Ceci est loin d’être aussi paradoxal qu’il semble, ou que j’ai essayé – un peu trop sommairement – de le faire paraître: on sera déçu, en effet, par les exemples que nous allons maintenant donner.

Exemples:

(E. a) «Oui [je le veux] (c’est-à-dire je prends cette femme comme épouse légitime) » – ce « oui » étant prononcé au cours de la cérémonie du mariage.

(E. b) «Je baptise ce bateau le Queen Elizabeth» – comme on dit lorsqu’on brise une bouteille contre la coque.

(E. c) « Je donne et lègue ma montre à mon frère » – comme on peut lire dans un testament.

(E. d) «Je vous parie six pence qu’il pleuvra demain».
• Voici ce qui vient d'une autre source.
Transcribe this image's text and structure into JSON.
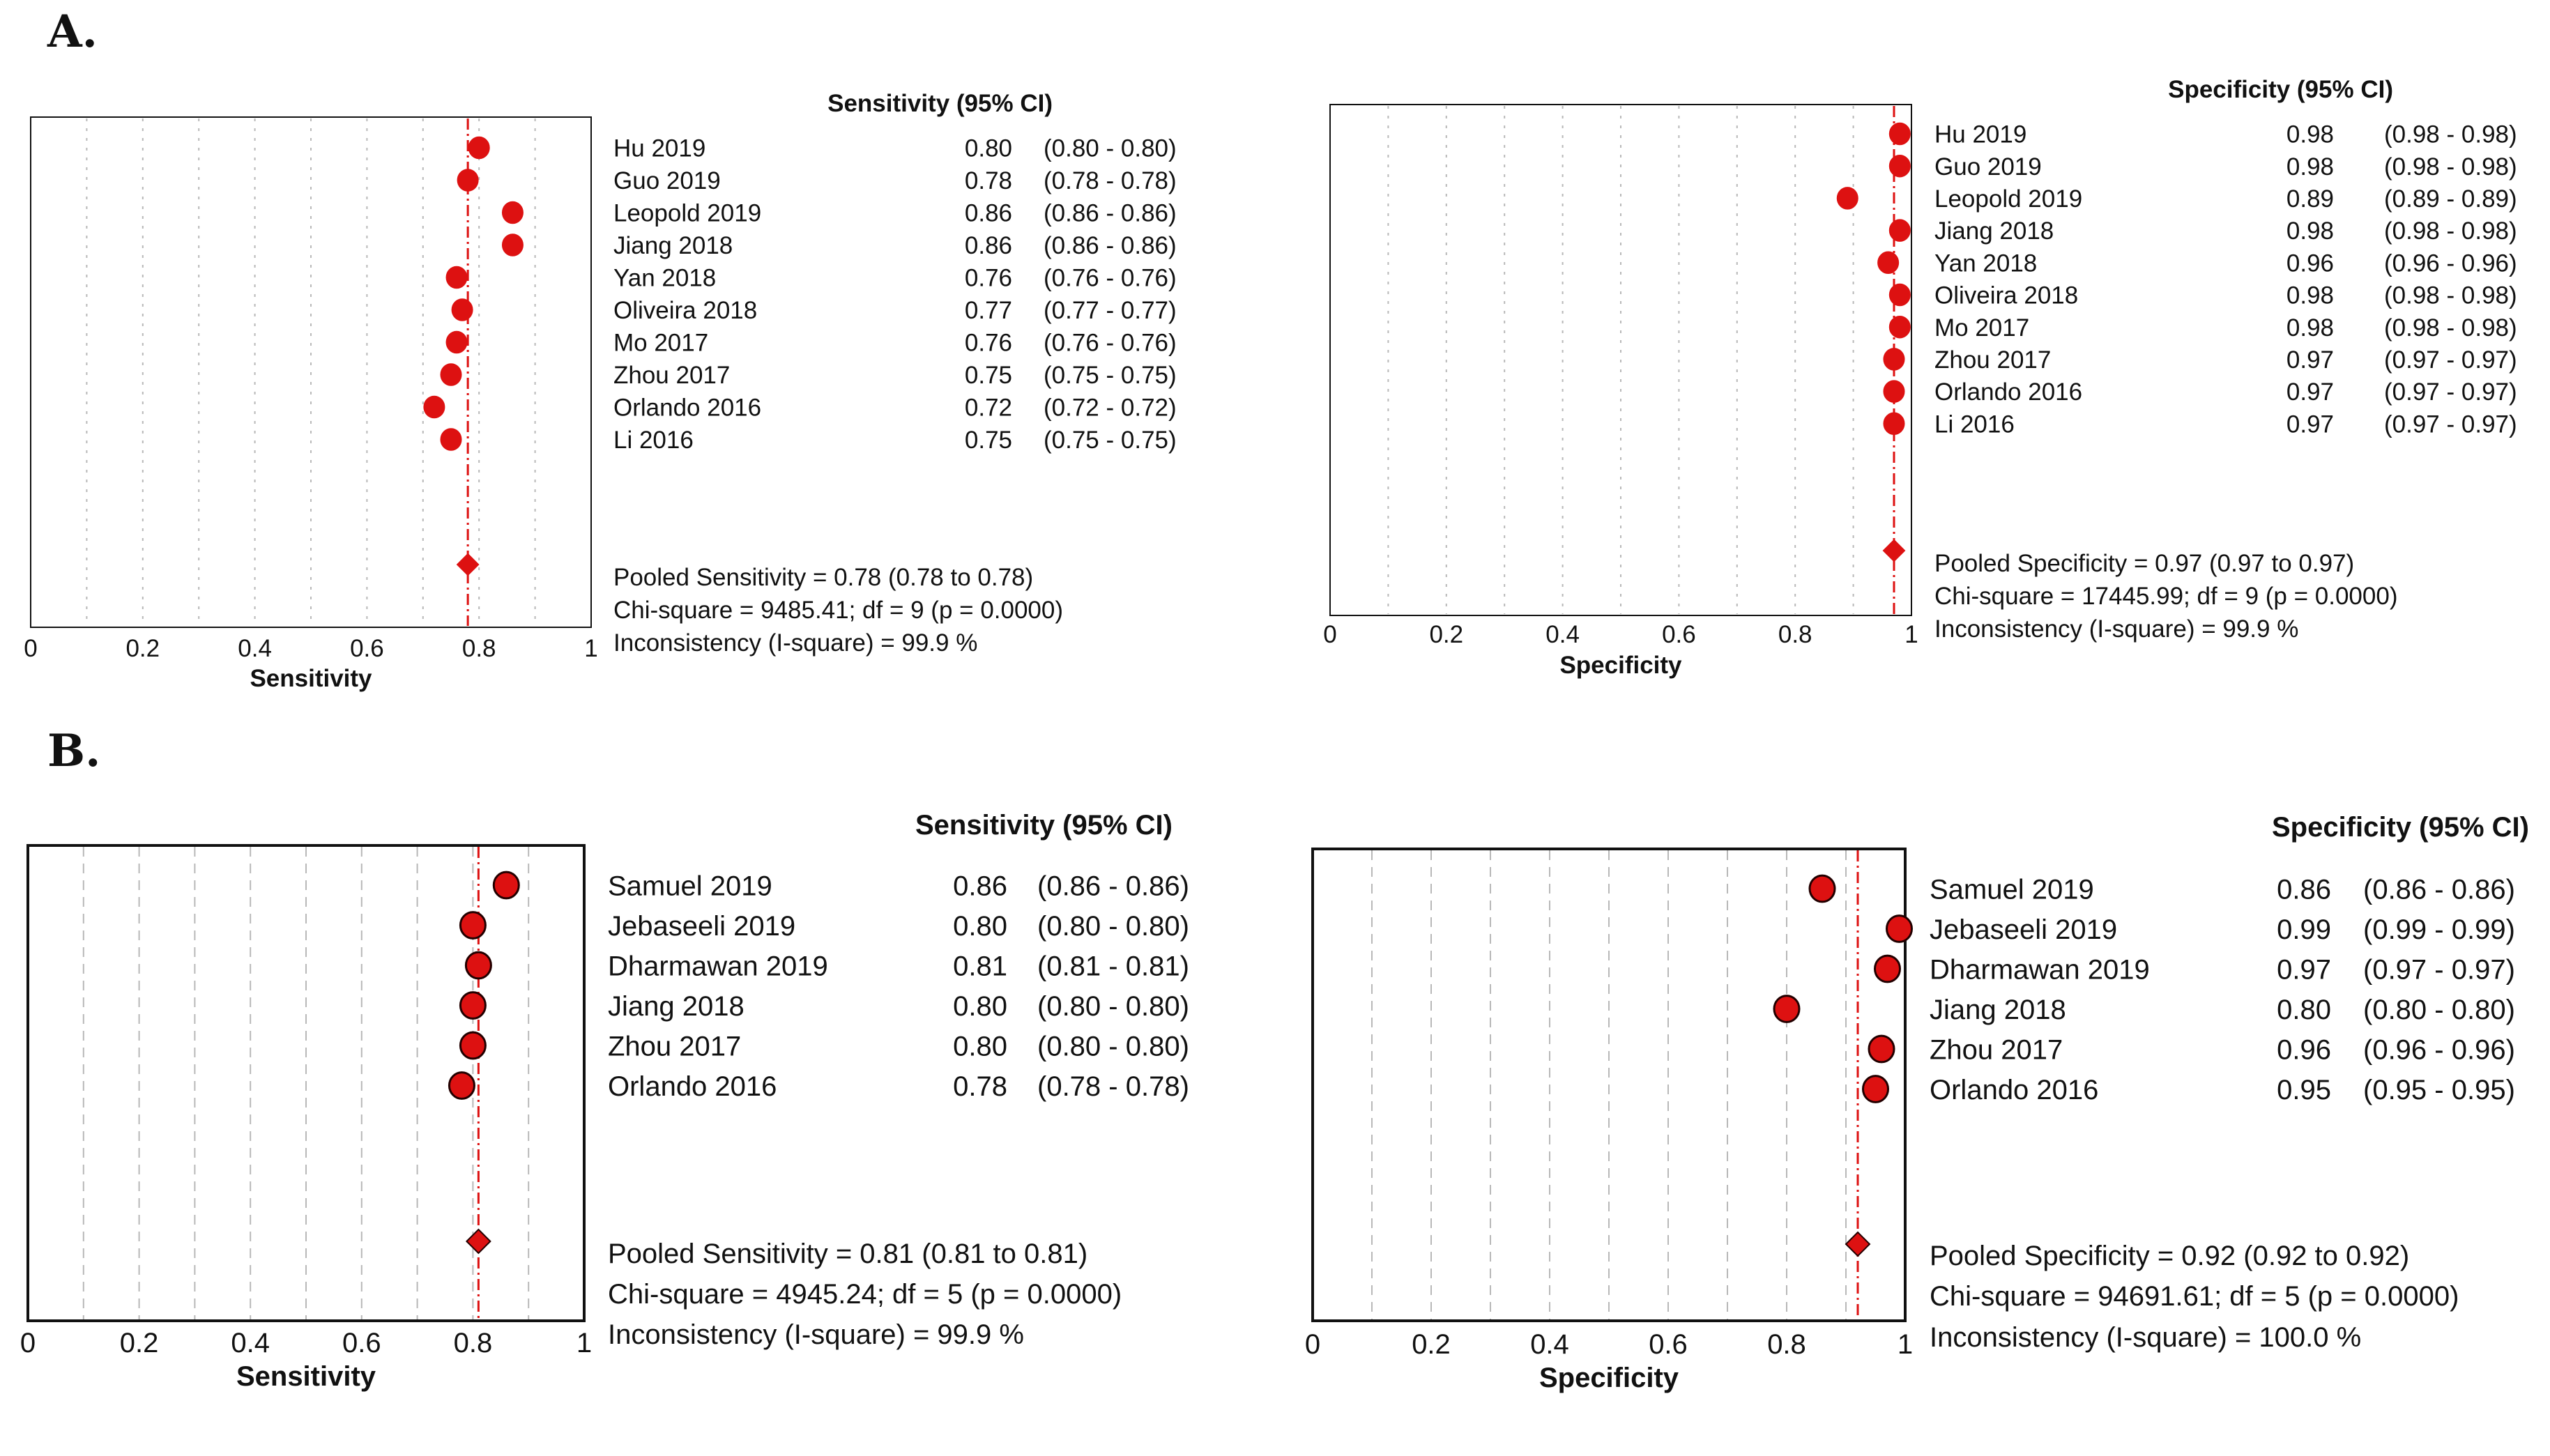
{
  "panel_labels": {
    "a": "A.",
    "b": "B."
  },
  "colors": {
    "marker": "#dd1111",
    "marker_edge": "#220000",
    "pooled_line": "#dd1111",
    "grid": "#b8b8b8",
    "frame": "#111111"
  },
  "chart_data": [
    {
      "id": "a_sens",
      "type": "forest",
      "panel": "A",
      "title": "Sensitivity (95% CI)",
      "xlabel": "Sensitivity",
      "xlim": [
        0,
        1
      ],
      "ticks": [
        "0",
        "0.2",
        "0.4",
        "0.6",
        "0.8",
        "1"
      ],
      "studies": [
        "Hu 2019",
        "Guo 2019",
        "Leopold 2019",
        "Jiang 2018",
        "Yan 2018",
        "Oliveira 2018",
        "Mo 2017",
        "Zhou 2017",
        "Orlando 2016",
        "Li 2016"
      ],
      "values": [
        0.8,
        0.78,
        0.86,
        0.86,
        0.76,
        0.77,
        0.76,
        0.75,
        0.72,
        0.75
      ],
      "value_labels": [
        "0.80",
        "0.78",
        "0.86",
        "0.86",
        "0.76",
        "0.77",
        "0.76",
        "0.75",
        "0.72",
        "0.75"
      ],
      "ci_labels": [
        "(0.80 - 0.80)",
        "(0.78 - 0.78)",
        "(0.86 - 0.86)",
        "(0.86 - 0.86)",
        "(0.76 - 0.76)",
        "(0.77 - 0.77)",
        "(0.76 - 0.76)",
        "(0.75 - 0.75)",
        "(0.72 - 0.72)",
        "(0.75 - 0.75)"
      ],
      "pooled": 0.78,
      "pooled_label": "Pooled Sensitivity = 0.78 (0.78 to 0.78)",
      "chi_label": "Chi-square = 9485.41; df =  9 (p = 0.0000)",
      "inconsistency_label": "Inconsistency (I-square) = 99.9 %"
    },
    {
      "id": "a_spec",
      "type": "forest",
      "panel": "A",
      "title": "Specificity (95% CI)",
      "xlabel": "Specificity",
      "xlim": [
        0,
        1
      ],
      "ticks": [
        "0",
        "0.2",
        "0.4",
        "0.6",
        "0.8",
        "1"
      ],
      "studies": [
        "Hu 2019",
        "Guo 2019",
        "Leopold 2019",
        "Jiang 2018",
        "Yan 2018",
        "Oliveira 2018",
        "Mo 2017",
        "Zhou 2017",
        "Orlando 2016",
        "Li 2016"
      ],
      "values": [
        0.98,
        0.98,
        0.89,
        0.98,
        0.96,
        0.98,
        0.98,
        0.97,
        0.97,
        0.97
      ],
      "value_labels": [
        "0.98",
        "0.98",
        "0.89",
        "0.98",
        "0.96",
        "0.98",
        "0.98",
        "0.97",
        "0.97",
        "0.97"
      ],
      "ci_labels": [
        "(0.98 - 0.98)",
        "(0.98 - 0.98)",
        "(0.89 - 0.89)",
        "(0.98 - 0.98)",
        "(0.96 - 0.96)",
        "(0.98 - 0.98)",
        "(0.98 - 0.98)",
        "(0.97 - 0.97)",
        "(0.97 - 0.97)",
        "(0.97 - 0.97)"
      ],
      "pooled": 0.97,
      "pooled_label": "Pooled Specificity = 0.97 (0.97 to 0.97)",
      "chi_label": "Chi-square = 17445.99; df =  9 (p = 0.0000)",
      "inconsistency_label": "Inconsistency (I-square) = 99.9 %"
    },
    {
      "id": "b_sens",
      "type": "forest",
      "panel": "B",
      "title": "Sensitivity (95% CI)",
      "xlabel": "Sensitivity",
      "xlim": [
        0,
        1
      ],
      "ticks": [
        "0",
        "0.2",
        "0.4",
        "0.6",
        "0.8",
        "1"
      ],
      "studies": [
        "Samuel 2019",
        "Jebaseeli 2019",
        "Dharmawan 2019",
        "Jiang 2018",
        "Zhou 2017",
        "Orlando 2016"
      ],
      "values": [
        0.86,
        0.8,
        0.81,
        0.8,
        0.8,
        0.78
      ],
      "value_labels": [
        "0.86",
        "0.80",
        "0.81",
        "0.80",
        "0.80",
        "0.78"
      ],
      "ci_labels": [
        "(0.86 - 0.86)",
        "(0.80 - 0.80)",
        "(0.81 - 0.81)",
        "(0.80 - 0.80)",
        "(0.80 - 0.80)",
        "(0.78 - 0.78)"
      ],
      "pooled": 0.81,
      "pooled_label": "Pooled Sensitivity = 0.81 (0.81 to 0.81)",
      "chi_label": "Chi-square = 4945.24; df =  5 (p = 0.0000)",
      "inconsistency_label": "Inconsistency (I-square) = 99.9 %"
    },
    {
      "id": "b_spec",
      "type": "forest",
      "panel": "B",
      "title": "Specificity (95% CI)",
      "xlabel": "Specificity",
      "xlim": [
        0,
        1
      ],
      "ticks": [
        "0",
        "0.2",
        "0.4",
        "0.6",
        "0.8",
        "1"
      ],
      "studies": [
        "Samuel 2019",
        "Jebaseeli 2019",
        "Dharmawan 2019",
        "Jiang 2018",
        "Zhou 2017",
        "Orlando 2016"
      ],
      "values": [
        0.86,
        0.99,
        0.97,
        0.8,
        0.96,
        0.95
      ],
      "value_labels": [
        "0.86",
        "0.99",
        "0.97",
        "0.80",
        "0.96",
        "0.95"
      ],
      "ci_labels": [
        "(0.86 - 0.86)",
        "(0.99 - 0.99)",
        "(0.97 - 0.97)",
        "(0.80 - 0.80)",
        "(0.96 - 0.96)",
        "(0.95 - 0.95)"
      ],
      "pooled": 0.92,
      "pooled_label": "Pooled Specificity = 0.92 (0.92 to 0.92)",
      "chi_label": "Chi-square = 94691.61; df =  5 (p = 0.0000)",
      "inconsistency_label": "Inconsistency (I-square) = 100.0 %"
    }
  ]
}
Pour ces exemples, il semble clair qu’énoncer la phrase (dans les circonstances appro¬priées, évidemment), ce n’est ni décrire ce qu’il faut bien reconnaître que je suis en train de faire en parlant ainsi, ni affirmer que je le fais: c’est le faire. Aucune des énon¬ciations citées n’est vraie ou fausse: j’affirme la chose comme allant de soi et ne la discute pas. On n’a pas plus besoin de démontrer cette assertion qu’il n’y a à prouver que «Damnation! » n’est ni vrai ni faux: il se peut que l’énonciation «serve à mettre au courant» – mais c’est là tout autre chose. Baptiser un bateau, c’est dire (dans les circonstances appropriées) les mots «Je baptise…» etc. Quand je dis, à la mairie ou à l’autel, etc., « Oui [je le veux] », je ne fais pas le reportage d’un mariage: je me marie. Quel nom donner à une phrase ou à une énonciation de ce type? Je propose de l’appeler une phrase performative ou une énonciation performative ou – par souci de brièveté – un «performatif»: Le terme «performatif» sera utilisé dans une grande variété de cas et de constructions (tous apparentés), à peu près comme l’est le terme «impératif». Ce nom dérive, bien sûr, du verbe [anglais] perform, verbe qu’on emploie d’ordinaire avec le substantif « action » : il indique que produire l’énonciation est exécuter une action (on ne considère pas, habituellement, cette production-là comme ne faisant que dire quelque chose). »

AUSTIN, Quand dire, c’est faire , 1ère conférence, trad. G. Laite, Le Seuil, 1970

Tous ces énoncés ont en commun de faire ce qu’ils disent. Mais de manière plus générale on peut se demander en vertu de ce qu’on a vu plus haut si tout énoncé n’est pas par essence performatif dans la mesure où il consiste à repérer des objets du monde et a en dire certaines choses qui vont donc apparaître précisément parce qu’on les aura désignées comme telles.